Abstract

We describe results from particle-in-cell simulations of driven turbulence in collisionless, magnetized, relativistic pair plasma. This physical regime provides a simple setting for investigating the basic properties of kinetic turbulence and is relevant for high-energy astrophysical systems such as pulsar wind nebulae and astrophysical jets. In this paper, we investigate the statistics of turbulent fluctuations in simulations on lattices of up to $1024^3$ cells and containing up to $2 \times 10^{11}$ particles. Due to the absence of a cooling mechanism in our simulations, turbulent energy dissipation reduces the magnetization parameter to order unity within a few dynamical times, causing turbulent motions to become sub-relativistic.

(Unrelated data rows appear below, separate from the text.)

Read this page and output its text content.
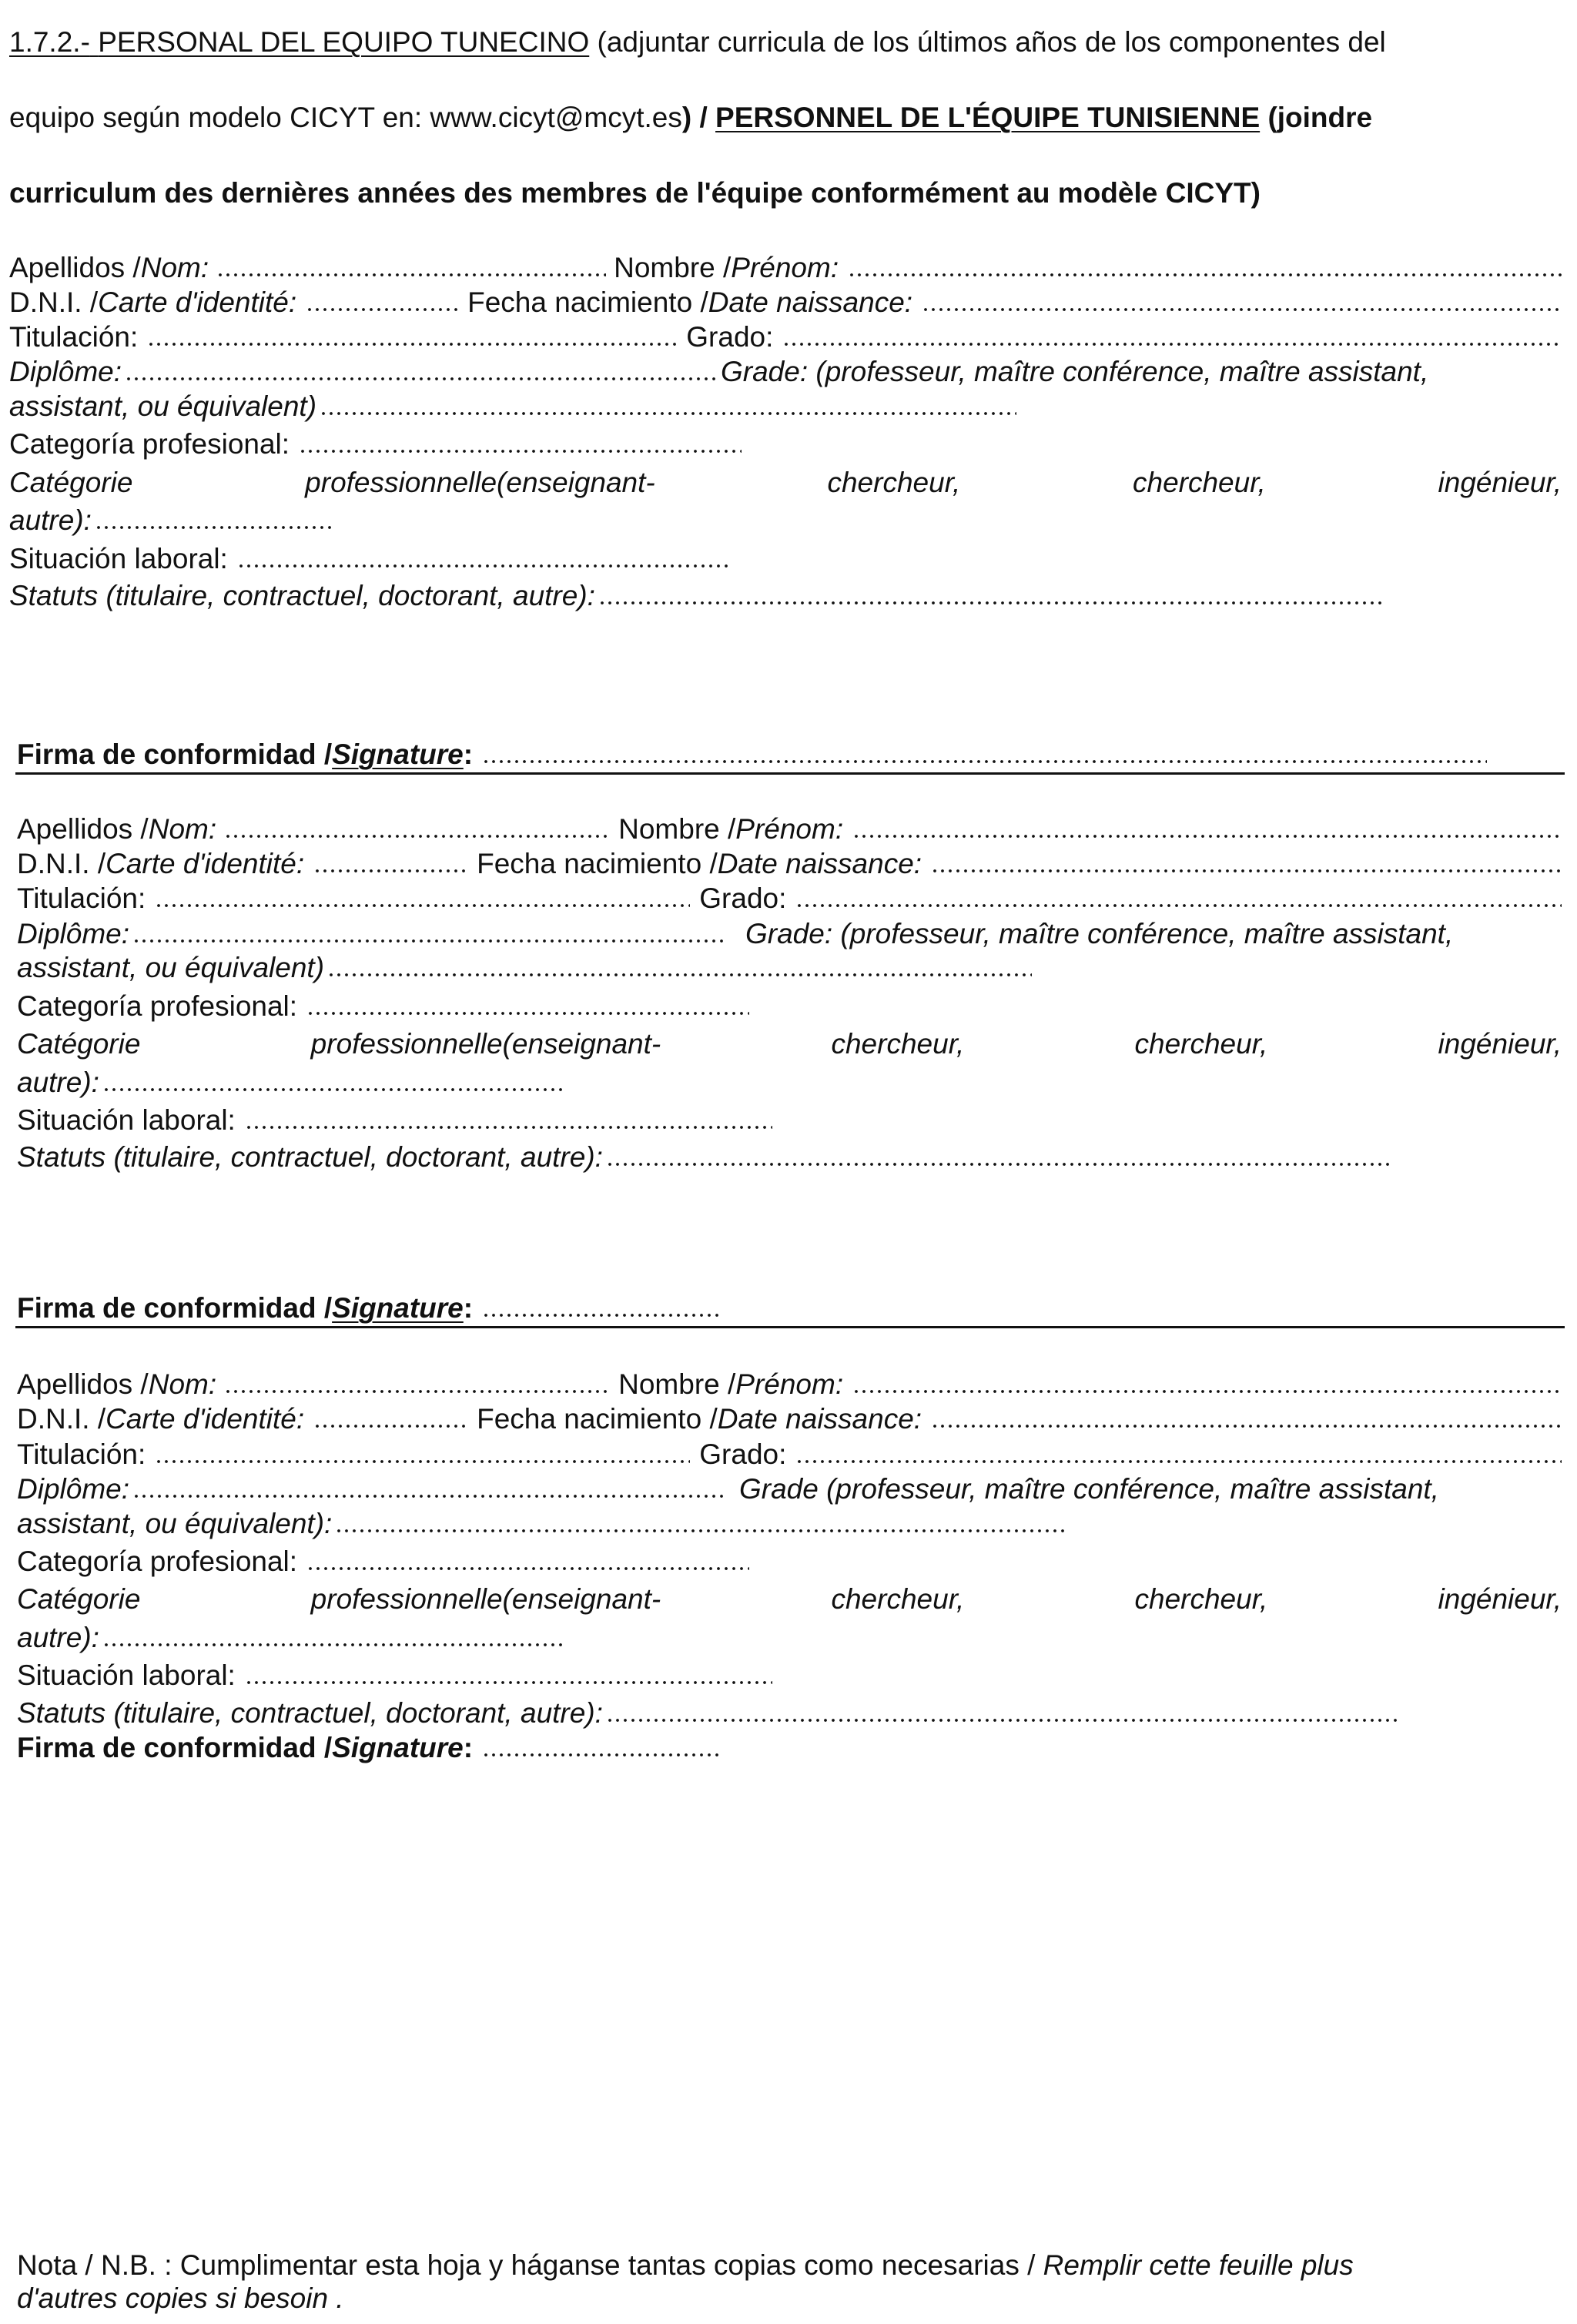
1.7.2.- PERSONAL DEL EQUIPO TUNECINO (adjuntar curricula de los últimos años de los componentes del
equipo según modelo CICYT en: www.cicyt@mcyt.es) / PERSONNEL DE L'ÉQUIPE TUNISIENNE (joindre
curriculum des dernières années des membres de l'équipe conformément au modèle CICYT)
Apellidos / Nom:	Nombre / Prénom:
D.N.I. / Carte d'identité:	Fecha nacimiento / Date naissance:
Titulación:	Grado:
Diplôme:	Grade: (professeur, maître conférence, maître assistant,
assistant, ou équivalent)
Categoría profesional:
Catégorie	professionnelle(enseignant-	chercheur,	chercheur,	ingénieur,
autre):
Situación laboral:
Statuts (titulaire, contractuel, doctorant, autre):
Firma de conformidad / Signature :
Apellidos / Nom:	Nombre / Prénom:
D.N.I. / Carte d'identité:	Fecha nacimiento / Date naissance:
Titulación:	Grado:
Diplôme:	Grade: (professeur, maître conférence, maître assistant,
assistant, ou équivalent)
Categoría profesional:
Catégorie	professionnelle(enseignant-	chercheur,	chercheur,	ingénieur,
autre):
Situación laboral:
Statuts (titulaire, contractuel, doctorant, autre):
Firma de conformidad / Signature :
Apellidos / Nom:	Nombre / Prénom:
D.N.I. / Carte d'identité:	Fecha nacimiento / Date naissance:
Titulación:	Grado:
Diplôme:	Grade (professeur, maître conférence, maître assistant,
assistant, ou équivalent):
Categoría profesional:
Catégorie	professionnelle(enseignant-	chercheur,	chercheur,	ingénieur,
autre):
Situación laboral:
Statuts (titulaire, contractuel, doctorant, autre):
Firma de conformidad / Signature :
Nota / N.B. : Cumplimentar esta hoja y háganse tantas copias como necesarias / Remplir cette feuille plus
d'autres copies si besoin .
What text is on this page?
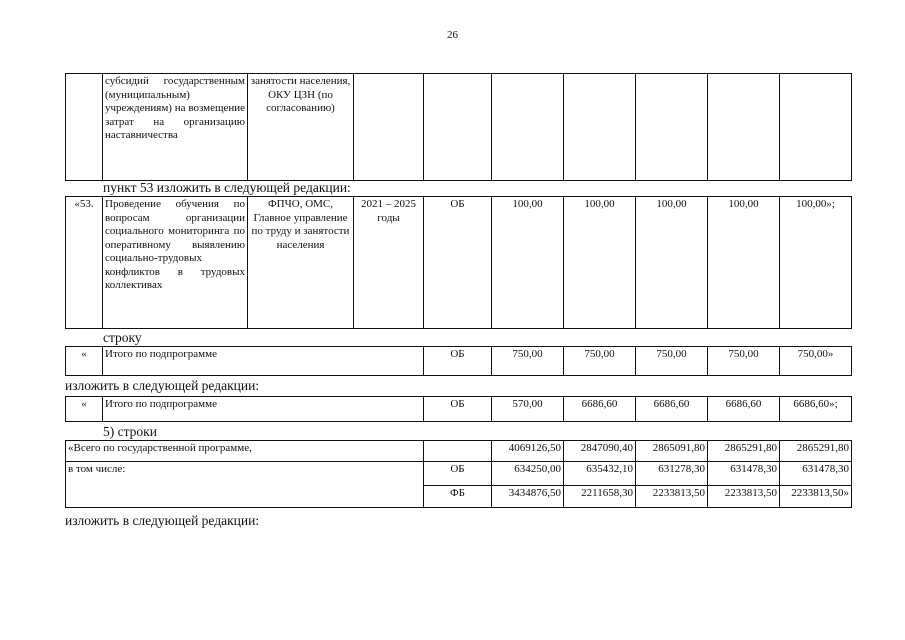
26
	субсидий государственным (муниципальным) учреждениям) на возмещение затрат на организацию наставничества	занятости населения, ОКУ ЦЗН (по согласованию)							
пункт 53 изложить в следующей редакции:
«53.	Проведение обучения по вопросам организации социального мониторинга по оперативному выявлению социально-трудовых конфликтов в трудовых коллективах	ФПЧО, ОМС, Главное управление по труду и занятости населения	2021 – 2025 годы	ОБ	100,00	100,00	100,00	100,00	100,00»;
строку
«	Итого по подпрограмме	ОБ	750,00	750,00	750,00	750,00	750,00»
изложить в следующей редакции:
«	Итого по подпрограмме	ОБ	570,00	6686,60	6686,60	6686,60	6686,60»;
5) строки
«Всего по государственной программе,		4069126,50	2847090,40	2865091,80	2865291,80	2865291,80
в том числе:	ОБ	634250,00	635432,10	631278,30	631478,30	631478,30
	ФБ	3434876,50	2211658,30	2233813,50	2233813,50	2233813,50»
изложить в следующей редакции:
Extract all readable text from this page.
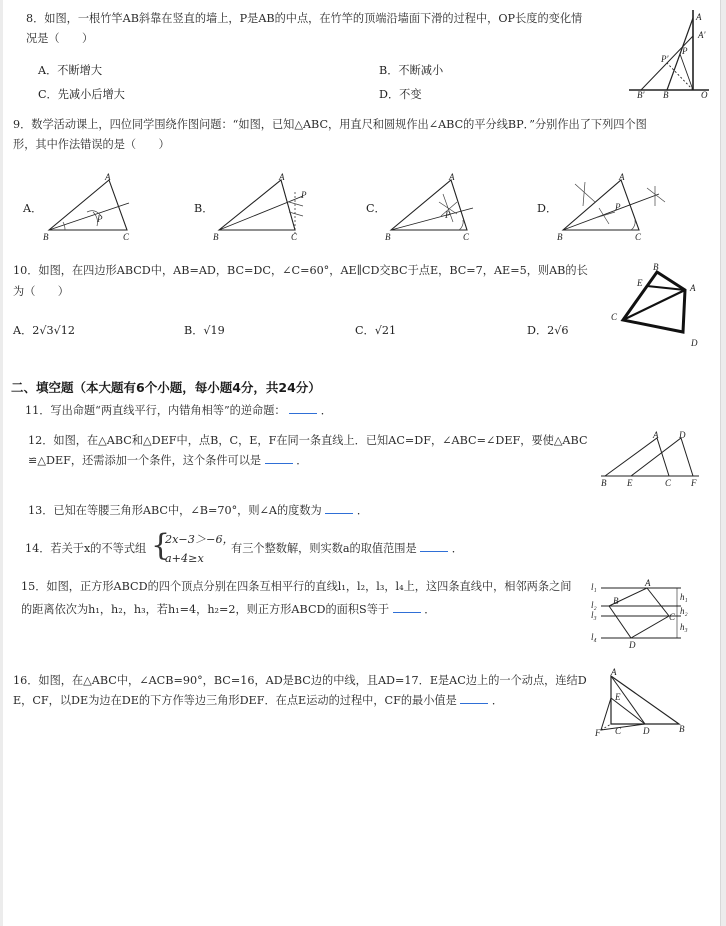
8．如图，一根竹竿AB斜靠在竖直的墙上，P是AB的中点，在竹竿的顶端沿墙面下滑的过程中，OP长度的变化情
况是（　　）
A．不断增大	B．不断减小
C．先减小后增大	D．不变
A
A'
P
P'
B' B	O
9．数学活动课上，四位同学围绕作图问题：“如图，已知△ABC，用直尺和圆规作出∠ABC的平分线BP．”分别作出了下列四个图
形，其中作法错误的是（　　）
A．
A
B	C
P
B．
A
B	C
P
C．
A
B	C
P	D．
A
B	C
P
10．如图，在四边形ABCD中，AB=AD，BC=DC，∠C=60°，AE∥CD交BC于点E，BC=7，AE=5，则AB的长
为（　　）
A．2√3√12	B．√19	C．√21	D．2√6
B
E	A
C
D
二、填空题（本大题有6个小题，每小题4分，共24分）
11．写出命题“两直线平行，内错角相等”的逆命题：	．
12．如图，在△ABC和△DEF中，点B，C，E，F在同一条直线上．已知AC=DF，∠ABC=∠DEF，要使△ABC
≌△DEF，还需添加一个条件，这个条件可以是	．
A D
B E	C F
13．已知在等腰三角形ABC中，∠B=70°，则∠A的度数为	．
14．若关于x的不等式组 {
2x−3＞−6，
a+4≥x
有三个整数解，则实数a的取值范围是	．
15．如图，正方形ABCD的四个顶点分别在四条互相平行的直线l₁，l₂，l₃，l₄上，这四条直线中，相邻两条之间
的距离依次为h₁，h₂，h₃，若h₁=4，h₂=2，则正方形ABCD的面积S等于	．
l₁
l₂
l₃
l₄
A
B
C
D
h₁
h₂
h₃
16．如图，在△ABC中，∠ACB=90°，BC=16，AD是BC边的中线，且AD=17．E是AC边上的一个动点，连结D
E，CF，以DE为边在DE的下方作等边三角形DEF．在点E运动的过程中，CF的最小值是	．
A
E
C D	B
F
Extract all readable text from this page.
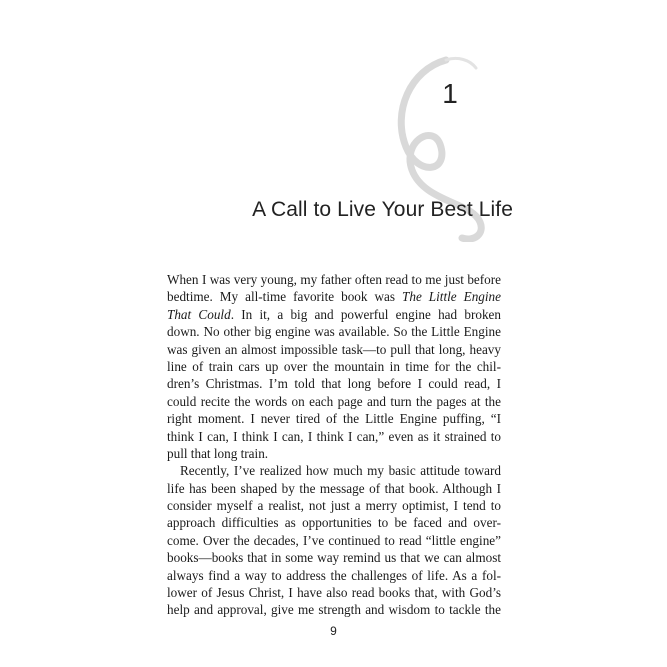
1
A Call to Live Your Best Life
When I was very young, my father often read to me just before
bedtime. My all-time favorite book was The Little Engine
That Could. In it, a big and powerful engine had broken
down. No other big engine was available. So the Little Engine
was given an almost impossible task—to pull that long, heavy
line of train cars up over the mountain in time for the chil-
dren’s Christmas. I’m told that long before I could read, I
could recite the words on each page and turn the pages at the
right moment. I never tired of the Little Engine puffing, “I
think I can, I think I can, I think I can,” even as it strained to
pull that long train.
Recently, I’ve realized how much my basic attitude toward
life has been shaped by the message of that book. Although I
consider myself a realist, not just a merry optimist, I tend to
approach difficulties as opportunities to be faced and over-
come. Over the decades, I’ve continued to read “little engine”
books—books that in some way remind us that we can almost
always find a way to address the challenges of life. As a fol-
lower of Jesus Christ, I have also read books that, with God’s
help and approval, give me strength and wisdom to tackle the
9
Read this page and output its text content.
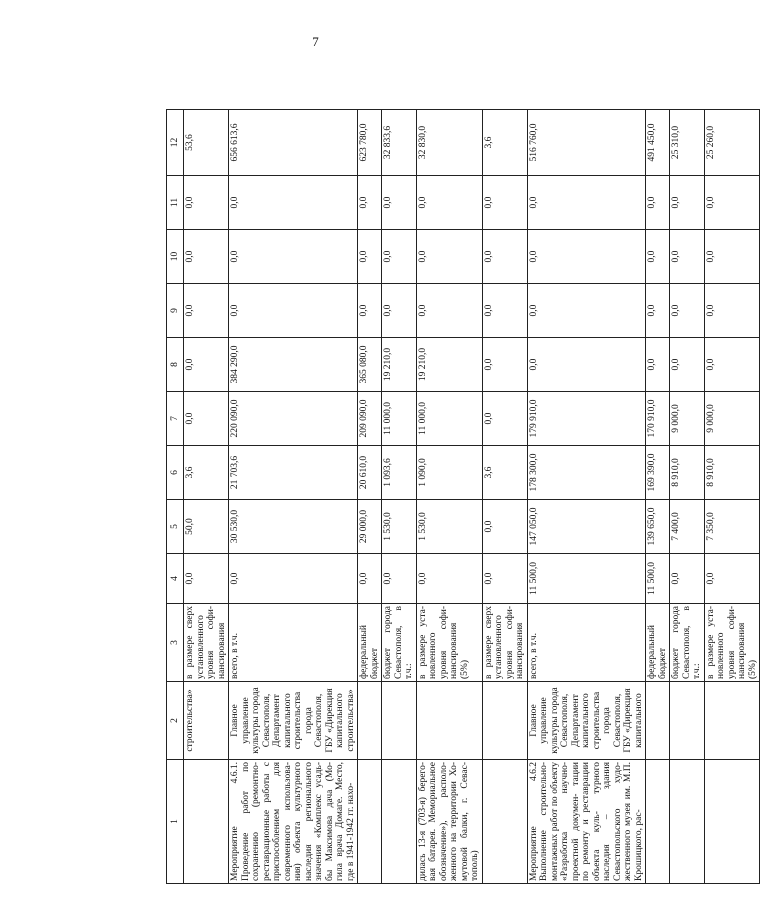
7
1	2	3	4	5	6	7	8	9	10	11	12
	строительства»	в размере сверх установленного уровня софи- нансирования	0,0	50,0	3,6	0,0	0,0	0,0	0,0	0,0	53,6
Мероприятие 4.6.1. Проведение работ по сохранению (ремонтно- реставрационные работы с приспособлением для современного использова- ния) объекта культурного наследия регионального значения «Комплекс усадь- бы Максимова дача (Мо- гила врача Домаге. Место, где в 1941-1942 гг. нахо-	Главное управление культуры города Севастополя, Департамент капитального строительства города Севастополя, ГБУ «Дирекция капитального строительства»	всего, в т.ч.	0,0	30 530,0	21 703,6	220 090,0	384 290,0	0,0	0,0	0,0	656 613,6
		федеральный бюджет	0,0	29 000,0	20 610,0	209 090,0	365 080,0	0,0	0,0	0,0	623 780,0
		бюджет города Севастополя, в т.ч.:	0,0	1 530,0	1 093,6	11 000,0	19 210,0	0,0	0,0	0,0	32 833,6
дилась 13-я (703-я) берего- вая батарея. Мемориальное обозначение»), располо- женного на территории Хо- мутовой балки, г. Севас- тополь)		в размере уста- новленного уровня софи- нансирования (5%)	0,0	1 530,0	1 090,0	11 000,0	19 210,0	0,0	0,0	0,0	32 830,0
		в размере сверх установленного уровня софи- нансирования	0,0	0,0	3,6	0,0	0,0	0,0	0,0	0,0	3,6
Мероприятие 4.6.2 Выполнение строительно- монтажных работ по объекту «Разработка научно-проектной докумен- тации по ремонту и реставрации объекта куль- турного наследия – здания Севастопольского худо- жественного музея им. М.П. Крошицкого, рас-	Главное управление культуры города Севастополя, Департамент капитального строительства города Севастополя, ГБУ «Дирекция капитального	всего, в т.ч.	11 500,0	147 050,0	178 300,0	179 910,0	0,0	0,0	0,0	0,0	516 760,0
		федеральный бюджет	11 500,0	139 650,0	169 390,0	170 910,0	0,0	0,0	0,0	0,0	491 450,0
		бюджет города Севастополя, в т.ч.:	0,0	7 400,0	8 910,0	9 000,0	0,0	0,0	0,0	0,0	25 310,0
		в размере уста- новленного уровня софи- нансирования (5%)	0,0	7 350,0	8 910,0	9 000,0	0,0	0,0	0,0	0,0	25 260,0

In the developed stage, our results agree with predictions from magnetohydrodynamic turbulence phenomenology at inertial-range scales, including a power-law magnetic energy spectrum with index near $-5/3$, scale-dependent anisotropy of fluctuations described by critical balance, log-normal distributions for particle density and internal energy density (related by a $4/3$ adiabatic index, as predicted for an ultra-relativistic ideal gas), and the presence of intermittency. We also present possible signatures of a kinetic cascade by measuring power-law spectra for the magnetic, electric, and density fluctuations at sub-Larmor scales.